Aunque Reynolds escribe sobre música, no se priva de conectar su tesis artística con la historia política de Gran Bretaña: “Tras veinte años de postsocialismo bajo la égida de Thatcher-Major-Blair, la idea del sector público en su totalidad -desde la BBC hasta el sistema de bibliotecas- ya no parece exagerada y retrógrada sino extrañamente cool: un benigno sistema de apoyo y pedagogía cuyo eclipse es lamentado”, sostiene el autor inglés.

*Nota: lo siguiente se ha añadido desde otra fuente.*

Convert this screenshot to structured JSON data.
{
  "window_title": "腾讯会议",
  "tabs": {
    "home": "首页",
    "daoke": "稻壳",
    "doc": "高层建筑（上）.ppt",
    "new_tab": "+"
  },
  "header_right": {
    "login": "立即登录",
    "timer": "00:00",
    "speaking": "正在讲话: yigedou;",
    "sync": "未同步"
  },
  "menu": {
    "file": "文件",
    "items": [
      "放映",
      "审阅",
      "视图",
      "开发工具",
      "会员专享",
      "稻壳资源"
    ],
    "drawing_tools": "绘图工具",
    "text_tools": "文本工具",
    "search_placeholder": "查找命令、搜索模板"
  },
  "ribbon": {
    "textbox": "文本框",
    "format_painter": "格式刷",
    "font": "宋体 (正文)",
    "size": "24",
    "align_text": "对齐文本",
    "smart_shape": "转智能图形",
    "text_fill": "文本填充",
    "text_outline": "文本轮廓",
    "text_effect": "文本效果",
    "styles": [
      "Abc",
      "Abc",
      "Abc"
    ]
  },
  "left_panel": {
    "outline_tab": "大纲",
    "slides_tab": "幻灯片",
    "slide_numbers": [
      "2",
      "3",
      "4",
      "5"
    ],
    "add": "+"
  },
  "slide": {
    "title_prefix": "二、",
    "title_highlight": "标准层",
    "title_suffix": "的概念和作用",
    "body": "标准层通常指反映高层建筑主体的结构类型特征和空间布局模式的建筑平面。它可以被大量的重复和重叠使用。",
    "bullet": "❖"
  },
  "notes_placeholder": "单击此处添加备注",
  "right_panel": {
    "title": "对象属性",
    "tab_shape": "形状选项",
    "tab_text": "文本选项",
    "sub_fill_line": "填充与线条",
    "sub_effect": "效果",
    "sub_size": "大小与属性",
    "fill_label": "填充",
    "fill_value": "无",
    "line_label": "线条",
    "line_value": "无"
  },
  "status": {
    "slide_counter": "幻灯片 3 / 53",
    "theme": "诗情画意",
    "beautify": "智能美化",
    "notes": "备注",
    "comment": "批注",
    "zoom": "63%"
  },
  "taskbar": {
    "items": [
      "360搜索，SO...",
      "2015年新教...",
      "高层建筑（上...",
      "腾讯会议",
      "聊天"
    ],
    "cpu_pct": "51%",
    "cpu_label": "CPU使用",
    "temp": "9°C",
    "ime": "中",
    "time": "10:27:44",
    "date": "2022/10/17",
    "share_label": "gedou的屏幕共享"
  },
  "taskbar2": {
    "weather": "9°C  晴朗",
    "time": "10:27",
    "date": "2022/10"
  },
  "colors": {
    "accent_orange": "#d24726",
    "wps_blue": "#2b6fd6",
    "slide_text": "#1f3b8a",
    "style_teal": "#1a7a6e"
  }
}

Y por si no se entendió, aclara: “Esta época perdida de planeamiento y edificación representaba un paternalismo (o quizás un maternalismo, dada su asociación con propuestas tales como “leche gratis para los escolares” o programas de la BBC como Watch With Mother) contra el que el rock'n'roll en cierto sentido se rebeló celebrando el deseo, el placer, la energía desatada, el individualismo.
Pero estos ideales de progreso de antaño comenzaron a adquirir a comienzos de los '00 el halo romántico, el pathos, y elhonor de un futuro perdido. La idea de un “estado sobreprotector” ya no parecía tan sofocante y opresivamente intrusiva”, concluye Reynolds, logrando un par de hallazgos conceptuales que, curiosamente, nos remiten a la Argentina de hoy, marcada por el éxito de la batalla cultural kirchnerista.
Primer hallazgo de Reynolds: en lugar de la remanida etiqueta del “estado paternalista”, él habla de un sistema sobreprotector “maternalista”, y no puedo dejar de pensar en la Gran Madre que cada tarde nos reta y nos regala cosas “para todos y todas” en cadena nacional. Otro hallazgo del autor británico: el estatismo nac&pop, luego de la hecatombe neoliberal, se vuelve una moda vintage y cool, que sintoniza con la rebeldía juvenilista como una FM de puro rock. Y los argentinos no somos ajenos a esa marea: barritas neocamporistas, un museo del Bicentenario con memorabilia caudillesca, y la omnipresente imagen oficial de Evita que cada vez nos aleja más de la María Eva Duarte de Perón histórica.
Cuando los recuerdos están adulterados por la urgencia de posicionarse en el hoy, lamemoria no es más que un estado de ánimo del presente.